Estas dos líneas de acción, de llevarse a cabo, habrán de traducirse, sin duda, en una perceptible reducción del accionar delictivo y, por consiguiente, en una recuperación de márgenes mínimamente aceptables de seguridad pública. Sin embargo, ha de considerarse que el alarmante incremento de las actividades delictivas que ha padecido la población capitalina tiene también causas mucho más profundas que la mera descomposción imperante en los cuerpos policiacos, la Procuraduría y el poder judicial capitalinos. La más importante de esas causas es, a no dudarlo, el terrible costo social de la política económica vigente en el país desde 1982: desempleo, pauperización de vastos grupos sociales, caída de los niveles de vida y reducción generalizada de las condiciones de vivienda, alimentación, educación, salud y transporte en los sectores más desfavorecidos de la población. Todos estos hechos han tenido a su vez un impacto desastroso para la organización y la coherencia del tejido social: las políticas de ajuste y las crisis sucesivas han destruido sindicatos, barrios, familias e incontables futuros personales.

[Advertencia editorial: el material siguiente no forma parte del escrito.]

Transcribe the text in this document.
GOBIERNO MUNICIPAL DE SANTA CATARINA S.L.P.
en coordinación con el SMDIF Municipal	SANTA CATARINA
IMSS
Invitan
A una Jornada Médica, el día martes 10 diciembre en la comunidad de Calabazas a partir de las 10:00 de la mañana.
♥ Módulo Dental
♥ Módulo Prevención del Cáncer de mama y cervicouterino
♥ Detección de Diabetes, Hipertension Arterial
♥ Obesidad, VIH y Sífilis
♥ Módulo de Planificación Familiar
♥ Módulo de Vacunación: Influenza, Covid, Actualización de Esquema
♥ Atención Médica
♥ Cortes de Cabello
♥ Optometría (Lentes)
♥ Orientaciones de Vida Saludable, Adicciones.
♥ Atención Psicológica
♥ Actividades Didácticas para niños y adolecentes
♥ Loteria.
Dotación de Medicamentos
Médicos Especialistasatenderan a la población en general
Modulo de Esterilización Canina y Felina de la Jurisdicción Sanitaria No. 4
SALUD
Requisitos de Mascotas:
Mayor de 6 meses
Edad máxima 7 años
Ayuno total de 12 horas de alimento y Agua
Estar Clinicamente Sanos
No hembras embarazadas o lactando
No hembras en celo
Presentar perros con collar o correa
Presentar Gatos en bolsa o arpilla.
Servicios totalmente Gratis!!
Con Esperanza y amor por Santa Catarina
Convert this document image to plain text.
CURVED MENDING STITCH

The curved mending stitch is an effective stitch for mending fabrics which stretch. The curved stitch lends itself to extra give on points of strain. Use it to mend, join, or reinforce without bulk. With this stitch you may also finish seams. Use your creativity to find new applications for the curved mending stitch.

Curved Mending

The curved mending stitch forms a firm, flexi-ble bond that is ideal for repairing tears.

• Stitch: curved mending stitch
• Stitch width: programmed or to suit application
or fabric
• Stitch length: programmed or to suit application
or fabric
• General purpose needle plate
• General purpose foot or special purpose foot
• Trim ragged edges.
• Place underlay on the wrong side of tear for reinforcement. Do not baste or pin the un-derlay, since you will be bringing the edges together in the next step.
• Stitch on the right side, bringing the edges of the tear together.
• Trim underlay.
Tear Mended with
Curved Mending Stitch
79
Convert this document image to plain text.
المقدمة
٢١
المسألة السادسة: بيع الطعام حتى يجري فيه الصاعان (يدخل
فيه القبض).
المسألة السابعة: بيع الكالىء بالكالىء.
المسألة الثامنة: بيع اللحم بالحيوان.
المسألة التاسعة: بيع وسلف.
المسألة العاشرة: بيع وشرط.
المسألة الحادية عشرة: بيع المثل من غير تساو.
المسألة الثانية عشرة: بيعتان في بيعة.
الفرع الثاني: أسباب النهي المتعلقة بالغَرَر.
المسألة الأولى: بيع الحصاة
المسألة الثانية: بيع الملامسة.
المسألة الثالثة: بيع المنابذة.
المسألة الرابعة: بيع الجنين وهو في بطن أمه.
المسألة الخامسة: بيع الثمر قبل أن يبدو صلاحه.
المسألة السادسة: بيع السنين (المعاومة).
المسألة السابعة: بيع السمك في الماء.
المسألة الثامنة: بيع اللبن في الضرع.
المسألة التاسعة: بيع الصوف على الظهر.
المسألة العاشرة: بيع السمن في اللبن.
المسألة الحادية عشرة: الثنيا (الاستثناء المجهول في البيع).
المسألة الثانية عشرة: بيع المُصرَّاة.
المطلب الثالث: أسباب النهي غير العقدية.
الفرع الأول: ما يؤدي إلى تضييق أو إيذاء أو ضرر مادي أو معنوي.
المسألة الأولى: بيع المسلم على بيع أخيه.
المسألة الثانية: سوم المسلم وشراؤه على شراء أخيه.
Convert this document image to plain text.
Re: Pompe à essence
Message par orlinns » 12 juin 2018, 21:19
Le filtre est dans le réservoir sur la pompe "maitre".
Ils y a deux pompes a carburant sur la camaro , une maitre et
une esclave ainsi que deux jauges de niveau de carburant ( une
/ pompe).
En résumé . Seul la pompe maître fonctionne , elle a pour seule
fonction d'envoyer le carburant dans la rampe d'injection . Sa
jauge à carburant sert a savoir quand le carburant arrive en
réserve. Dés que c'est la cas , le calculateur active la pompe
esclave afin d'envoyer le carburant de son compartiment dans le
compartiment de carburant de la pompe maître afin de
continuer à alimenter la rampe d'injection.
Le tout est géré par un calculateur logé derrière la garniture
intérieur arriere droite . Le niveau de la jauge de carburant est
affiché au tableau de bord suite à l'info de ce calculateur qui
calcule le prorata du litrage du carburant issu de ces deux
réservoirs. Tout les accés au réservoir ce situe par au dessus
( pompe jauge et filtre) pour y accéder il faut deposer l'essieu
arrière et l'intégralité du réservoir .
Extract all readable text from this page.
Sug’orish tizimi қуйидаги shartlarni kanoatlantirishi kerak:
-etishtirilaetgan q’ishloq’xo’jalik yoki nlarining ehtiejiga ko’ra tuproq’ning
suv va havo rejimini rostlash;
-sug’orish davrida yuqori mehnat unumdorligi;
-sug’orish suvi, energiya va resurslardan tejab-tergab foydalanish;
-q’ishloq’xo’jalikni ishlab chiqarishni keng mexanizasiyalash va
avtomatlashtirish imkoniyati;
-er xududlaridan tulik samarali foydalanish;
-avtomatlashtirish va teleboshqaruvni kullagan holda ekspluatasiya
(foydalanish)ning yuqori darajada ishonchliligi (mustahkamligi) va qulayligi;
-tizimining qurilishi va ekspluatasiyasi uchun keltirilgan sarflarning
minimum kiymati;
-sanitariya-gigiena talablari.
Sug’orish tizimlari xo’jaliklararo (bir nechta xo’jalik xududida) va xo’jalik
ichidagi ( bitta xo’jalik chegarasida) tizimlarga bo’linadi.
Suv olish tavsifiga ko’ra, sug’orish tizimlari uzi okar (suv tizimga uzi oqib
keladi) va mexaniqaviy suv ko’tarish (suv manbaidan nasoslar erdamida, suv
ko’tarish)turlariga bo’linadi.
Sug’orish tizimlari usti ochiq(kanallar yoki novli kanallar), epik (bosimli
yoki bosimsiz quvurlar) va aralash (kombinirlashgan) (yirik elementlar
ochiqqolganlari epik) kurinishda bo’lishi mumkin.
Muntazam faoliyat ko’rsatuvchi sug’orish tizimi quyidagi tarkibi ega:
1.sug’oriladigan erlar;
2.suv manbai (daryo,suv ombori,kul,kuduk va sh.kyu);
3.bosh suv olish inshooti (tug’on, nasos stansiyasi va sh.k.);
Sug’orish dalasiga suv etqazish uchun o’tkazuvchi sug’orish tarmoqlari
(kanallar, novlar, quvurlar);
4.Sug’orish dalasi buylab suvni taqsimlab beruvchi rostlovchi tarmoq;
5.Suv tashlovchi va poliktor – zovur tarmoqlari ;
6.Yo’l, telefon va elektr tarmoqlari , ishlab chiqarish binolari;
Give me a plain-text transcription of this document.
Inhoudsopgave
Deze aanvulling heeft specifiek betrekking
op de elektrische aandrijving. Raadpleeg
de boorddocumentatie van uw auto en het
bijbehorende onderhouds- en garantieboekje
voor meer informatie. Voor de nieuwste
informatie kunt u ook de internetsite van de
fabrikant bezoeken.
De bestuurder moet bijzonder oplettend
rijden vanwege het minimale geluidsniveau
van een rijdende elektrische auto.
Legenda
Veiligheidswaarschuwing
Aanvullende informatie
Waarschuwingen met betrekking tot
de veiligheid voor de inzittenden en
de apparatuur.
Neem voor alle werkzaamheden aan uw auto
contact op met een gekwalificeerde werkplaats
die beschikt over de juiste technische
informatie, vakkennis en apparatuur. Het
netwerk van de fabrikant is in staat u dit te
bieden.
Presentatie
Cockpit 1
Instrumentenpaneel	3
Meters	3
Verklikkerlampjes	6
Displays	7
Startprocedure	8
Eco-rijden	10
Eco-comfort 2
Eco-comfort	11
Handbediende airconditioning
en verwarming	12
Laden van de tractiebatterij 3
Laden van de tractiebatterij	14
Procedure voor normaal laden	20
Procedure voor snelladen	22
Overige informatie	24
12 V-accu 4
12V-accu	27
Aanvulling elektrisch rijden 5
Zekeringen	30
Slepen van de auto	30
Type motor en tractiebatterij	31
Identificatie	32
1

Es indudable que actuar contra este caldo de cultivo de la delincuencia se encuentra mucho más allá de las atribuciones y las posibilidades de acción del gobierno capitalino, y que, por lo tanto, las medidas de éste en el ámbito policial y judicial no erradicarán por sí mismas la inseguridad, la criminalidad y la violencia. Más aún, las acciones de política social que emprenda la actual administración de la ciudad no lograrán contrarrestar un drama social que se desarrolla en todo el territorio nacional y cuyas expresiones locales no pueden ser vistas --ni resueltas-- de manera aislada.
Ciertamente, esta consideración no debe funcionar como pretexto para la inacción o la pasividad por parte del gobierno de Cárdenas, pero es claro que el combate a la delincuencia y el establecimiento de una seguridad pública son tareas que requieren de la participación de las autoridades federales y de la sociedad en su conjunto, y que deben ser emprendidas, con urgencia, a escala nacional.